Kalo was tended with reverence, and the preparation and eating of it was an act complex in meaning. Mary Kawena Pukui remembered that her grandmother would not allow any serious conversation or dissension at dinner once a calabash of poi, the paste made from kalo, was placed on the table, as it would offend Hāloa, the progenitor of the Hawaiian race, and a poetic name for both kalo and sweet potato. Should anyone disobey, her grandmother would call out in a surprised voice, Kāhāhā! ke hōʻole mai neʻi ka ʻumeke poi! (“Oh! The poi bowl does not consent to this kind of talk!”)
A square mile of kalo was capable of feeding 15,000 people; forty square feet could support one man for a year. As there were no fireproof cooking utensils or vessels — no iron or clay with which to make them — food, usually eaten cold, was first cooked in lined pits in the ground, or boiled in calabashes into which hot stones had been dropped. Unlike rice, which causes an acid reaction in the body, kalo is full of vitamins A and B.

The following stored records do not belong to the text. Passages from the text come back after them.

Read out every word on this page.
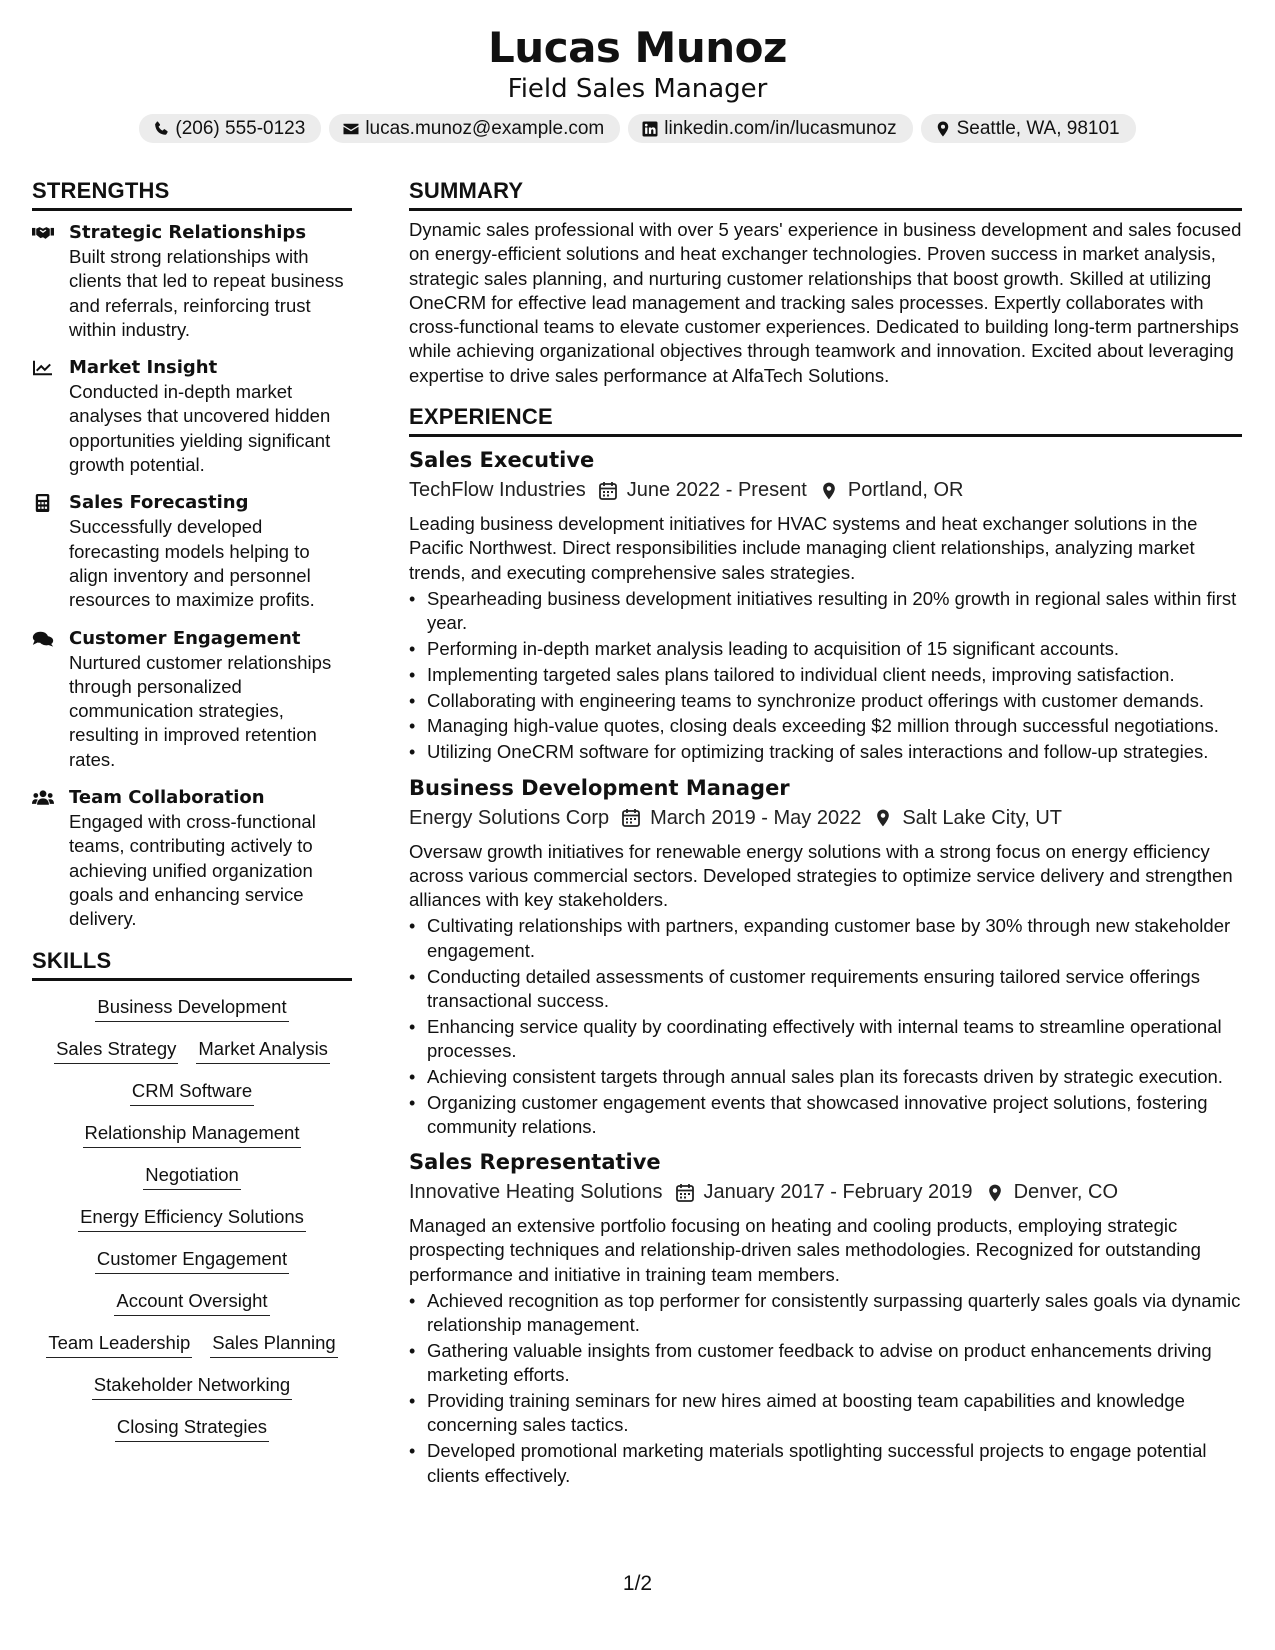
Lucas Munoz
Field Sales Manager
(206) 555-0123	lucas.munoz@example.com	linkedin.com/in/lucasmunoz	Seattle, WA, 98101
STRENGTHS
Strategic Relationships
Built strong relationships with clients that led to repeat business and referrals, reinforcing trust within industry.
Market Insight
Conducted in-depth market analyses that uncovered hidden opportunities yielding significant growth potential.
Sales Forecasting
Successfully developed forecasting models helping to align inventory and personnel resources to maximize profits.
Customer Engagement
Nurtured customer relationships through personalized communication strategies, resulting in improved retention rates.
Team Collaboration
Engaged with cross-functional teams, contributing actively to achieving unified organization goals and enhancing service delivery.
SKILLS
Business Development
Sales Strategy Market Analysis
CRM Software
Relationship Management
Negotiation
Energy Efficiency Solutions
Customer Engagement
Account Oversight
Team Leadership Sales Planning
Stakeholder Networking
Closing Strategies
SUMMARY
Dynamic sales professional with over 5 years' experience in business development and sales focused on energy-efficient solutions and heat exchanger technologies. Proven success in market analysis, strategic sales planning, and nurturing customer relationships that boost growth. Skilled at utilizing OneCRM for effective lead management and tracking sales processes. Expertly collaborates with cross-functional teams to elevate customer experiences. Dedicated to building long-term partnerships while achieving organizational objectives through teamwork and innovation. Excited about leveraging expertise to drive sales performance at AlfaTech Solutions.
EXPERIENCE
Sales Executive
TechFlow Industries June 2022 - Present Portland, OR
Leading business development initiatives for HVAC systems and heat exchanger solutions in the Pacific Northwest. Direct responsibilities include managing client relationships, analyzing market trends, and executing comprehensive sales strategies.
• Spearheading business development initiatives resulting in 20% growth in regional sales within first year.
• Performing in-depth market analysis leading to acquisition of 15 significant accounts.
• Implementing targeted sales plans tailored to individual client needs, improving satisfaction.
• Collaborating with engineering teams to synchronize product offerings with customer demands.
• Managing high-value quotes, closing deals exceeding $2 million through successful negotiations.
• Utilizing OneCRM software for optimizing tracking of sales interactions and follow-up strategies.
Business Development Manager
Energy Solutions Corp March 2019 - May 2022 Salt Lake City, UT
Oversaw growth initiatives for renewable energy solutions with a strong focus on energy efficiency across various commercial sectors. Developed strategies to optimize service delivery and strengthen alliances with key stakeholders.
• Cultivating relationships with partners, expanding customer base by 30% through new stakeholder engagement.
• Conducting detailed assessments of customer requirements ensuring tailored service offerings transactional success.
• Enhancing service quality by coordinating effectively with internal teams to streamline operational processes.
• Achieving consistent targets through annual sales plan its forecasts driven by strategic execution.
• Organizing customer engagement events that showcased innovative project solutions, fostering community relations.
Sales Representative
Innovative Heating Solutions January 2017 - February 2019 Denver, CO
Managed an extensive portfolio focusing on heating and cooling products, employing strategic prospecting techniques and relationship-driven sales methodologies. Recognized for outstanding performance and initiative in training team members.
• Achieved recognition as top performer for consistently surpassing quarterly sales goals via dynamic relationship management.
• Gathering valuable insights from customer feedback to advise on product enhancements driving marketing efforts.
• Providing training seminars for new hires aimed at boosting team capabilities and knowledge concerning sales tactics.
• Developed promotional marketing materials spotlighting successful projects to engage potential clients effectively.
1/2
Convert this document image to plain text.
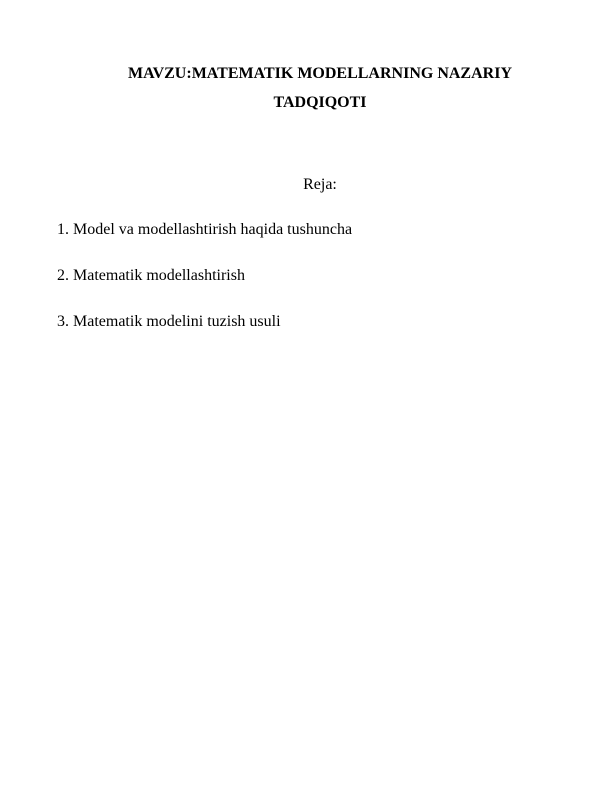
MAVZU:MATEMATIK MODELLARNING NAZARIY
TADQIQOTI
Reja:
1. Model va modellashtirish haqida tushuncha
2. Matematik modellashtirish
3. Matematik modelini tuzish usuli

It was early remarked by Europeans that Polynesian chiefs were unusually well-developed in contrast to the stock from which they most likely developed, and it has been suggested that the switch from an acidic starch (rice) to that of poi and fish was responsible for the robust health and beauty of the ali’i, or ruling class.
Poi, rich in mineral and organic salts, was largely responsible for the large jaw structure of Hawaiians, and their exceptionally fine teeth. The Hawaiians were later to astonish foreign sailors with the uniformity and strength of their teeth (no difficult task given the teeth of eighteenth-century English and Irishmen), and the size of their bodies, particularly those of the ali’i, which in both men and women was frequently more than six feet in height.
The missionary Charles Stewart found the ali’i, who were not simply local nobility but thought to be avatars of the gods, to be distinctly superior to commoners in their physical appearance:
They seem indeed in size and stature to be almost a distinct race. They are all large in their frame, and often excessively corpulent; while the common people are scarce of the ordinary heights of Europeans, and of a thin rather than full habit…although little more than twenty-five years old, [one chief] is so remarkably stout, as to be unequal to any exertion, and scarcely able to walk without difficulty. This immense bulk of person is supposed to arise from the care taken of them from their earliest infancy…Many of the common people…have a great beauty of person, though of a less noble scale.